Raw, alkalizing, enzyme-intact foods ought to be the foundation of your diet.  Switching your source of carbohydrate from refined starches to fruits and vegetables is a decent transformation point. If you still consume pasta as your carbohydrate source it is time to change it. Simple carbohydrates will be the body’s primary fuel source during high-and-moderate intensity levels of snowshoeing.

Our penchant for complex carbohydrates at every meal is as baseless as most starches are tasteless. Athletes have mistakenly been conditioned to believe the notion that complex carbohydrates are a viable long-lasting energy source. Find a few better fuel sources (simple carbohydrates) listed below.

~Bananas;
~Berries;
~Dates;
~Figs;
~Mangoes;
~Papayas;
~Pineapple

The consumption of complex carbohydrates flushes the principle of net-gain nutrition down the toilet. Snowshoers instead require the rapid release of energy which is easily supplied by fruits (simple carbohydrates). This applies to snowshoeing activities of varying intensity levels.

The classic book ‘Grain Damage’ (Dr. Douglas N. Graham) depicts a plethora of the many health and performance issues created by starches. Starches represent ’empty foods’ and ought to be eliminated from the human diet. Raw starches are unpalatable and indigestible by our bodies.

Starches require cooking to make them palatable. Cooking will ‘carmelize’ starches to what represents a semblance of a digestible state yet void of any nutritional value. This will place inordinate strain on your body to digest useless calories. Starches are acid-forming versus alkaline-forming. This will impact your pH balance which will impact everything else.

The consumption of starches is prevalent in the SAD. This diet is linked to numerous chronic health issues with congestion being an early and noteworthy but neglected entrant. Gluten is the protein found in wheat.  It is commonly found in processed and enriched foods. Gluten causes your body to generate mucus both as a line of defense and as a flushing agent. Unrestricted breathing is critical for the snowshoer. Ditch the mucus-forming starches from your diet and enjoy clear nasal pathways to snowshoeing excellence.

Take a close look at the label on the package of the bread(s) you frequently ingest. It may read ‘whole wheat’ but know that in most instances you are spending your money and polluting your body with denatured wheat likely ‘enriched’ with high fructose corn syrup, refined sugar, sodium, and a host of artificial ingredients, preservatives, and chemicals you can neither define nor pronounce. Know also that wheat is not a natural food.

Limit your intake of starches.
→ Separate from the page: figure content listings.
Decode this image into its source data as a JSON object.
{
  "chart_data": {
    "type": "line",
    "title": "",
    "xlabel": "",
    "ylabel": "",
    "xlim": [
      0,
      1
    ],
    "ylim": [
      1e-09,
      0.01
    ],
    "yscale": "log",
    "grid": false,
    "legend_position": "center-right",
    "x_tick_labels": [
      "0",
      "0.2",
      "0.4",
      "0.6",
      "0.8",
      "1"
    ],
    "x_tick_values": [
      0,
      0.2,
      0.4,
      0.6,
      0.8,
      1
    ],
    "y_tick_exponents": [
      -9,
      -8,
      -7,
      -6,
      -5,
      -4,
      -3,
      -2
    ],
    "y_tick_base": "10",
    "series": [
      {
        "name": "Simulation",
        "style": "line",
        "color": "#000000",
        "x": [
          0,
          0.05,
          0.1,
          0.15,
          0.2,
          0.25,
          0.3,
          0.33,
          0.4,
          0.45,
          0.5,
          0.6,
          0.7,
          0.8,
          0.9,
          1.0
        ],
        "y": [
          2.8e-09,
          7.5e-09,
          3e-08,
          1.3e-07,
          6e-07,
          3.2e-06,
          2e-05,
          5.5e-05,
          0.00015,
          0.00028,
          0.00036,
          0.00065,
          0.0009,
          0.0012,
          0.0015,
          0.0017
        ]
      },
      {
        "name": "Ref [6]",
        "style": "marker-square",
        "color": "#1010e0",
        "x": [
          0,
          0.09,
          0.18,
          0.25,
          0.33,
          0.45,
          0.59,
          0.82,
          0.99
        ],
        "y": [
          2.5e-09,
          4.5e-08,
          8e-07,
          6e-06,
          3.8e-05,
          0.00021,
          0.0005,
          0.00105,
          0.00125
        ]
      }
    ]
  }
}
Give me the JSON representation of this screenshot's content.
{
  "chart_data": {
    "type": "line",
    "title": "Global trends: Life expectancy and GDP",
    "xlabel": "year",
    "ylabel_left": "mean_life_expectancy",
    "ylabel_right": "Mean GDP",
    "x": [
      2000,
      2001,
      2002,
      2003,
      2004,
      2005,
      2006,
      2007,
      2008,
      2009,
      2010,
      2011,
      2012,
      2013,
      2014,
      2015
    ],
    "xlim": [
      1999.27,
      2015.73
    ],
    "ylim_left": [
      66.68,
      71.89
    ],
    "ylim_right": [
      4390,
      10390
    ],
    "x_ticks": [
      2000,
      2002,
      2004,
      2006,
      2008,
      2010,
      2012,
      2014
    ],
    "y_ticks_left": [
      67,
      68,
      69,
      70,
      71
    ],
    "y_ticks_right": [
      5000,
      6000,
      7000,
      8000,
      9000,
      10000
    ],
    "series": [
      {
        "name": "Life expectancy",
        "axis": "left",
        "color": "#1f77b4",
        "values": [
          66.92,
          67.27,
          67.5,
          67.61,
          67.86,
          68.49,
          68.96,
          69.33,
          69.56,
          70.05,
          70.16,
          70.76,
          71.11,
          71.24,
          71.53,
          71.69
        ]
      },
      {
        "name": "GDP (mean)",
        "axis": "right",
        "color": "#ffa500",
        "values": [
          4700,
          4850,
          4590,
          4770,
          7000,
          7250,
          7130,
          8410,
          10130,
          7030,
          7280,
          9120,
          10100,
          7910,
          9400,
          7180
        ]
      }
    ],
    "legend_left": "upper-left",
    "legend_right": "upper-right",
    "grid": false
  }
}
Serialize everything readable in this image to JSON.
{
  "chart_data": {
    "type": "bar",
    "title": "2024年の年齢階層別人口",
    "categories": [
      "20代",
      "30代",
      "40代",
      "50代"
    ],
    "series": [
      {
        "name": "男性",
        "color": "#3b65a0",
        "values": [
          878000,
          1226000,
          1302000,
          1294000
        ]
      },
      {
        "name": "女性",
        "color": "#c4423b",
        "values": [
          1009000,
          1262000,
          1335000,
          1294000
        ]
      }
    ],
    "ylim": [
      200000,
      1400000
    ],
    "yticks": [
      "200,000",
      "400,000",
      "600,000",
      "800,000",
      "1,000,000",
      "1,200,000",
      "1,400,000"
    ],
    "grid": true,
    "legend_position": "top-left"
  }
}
Bread products, for example, ought to be of an organic sprouted ancient grain in which there is at the most a trace of gluten. Find below some viable starch sources to supplement your diet.

Starchy Vegetables

~Parsnips,
~Turnips;
~Squash;
~Sweet Potatoes;
~Yams

Sprouted Grains

~Barley;
~Bulgar/Bulgur;
~Oats;
~Millet;
~Rye;
~Spelt;
~Teff

Try to incorporate more simple carbohydrates derived from fruits into your dietary menu as you transition from the snow to the trails. There are plenty of easy, fast, and delicious recipes to sustain your energy and expedite getting yourself outside.

The snowshoer who truly desires the next level in nutrition must abandon starches and focus on fruits and vegetables. Fruits ought to predominate your menu if you aspire maximum levels of performance and wellness.

Vegetables, nuts, and seeds play major roles but fruits provide the nutritional density, digestibility, and assimilation with more nutrients per calorie than starch-based alternatives.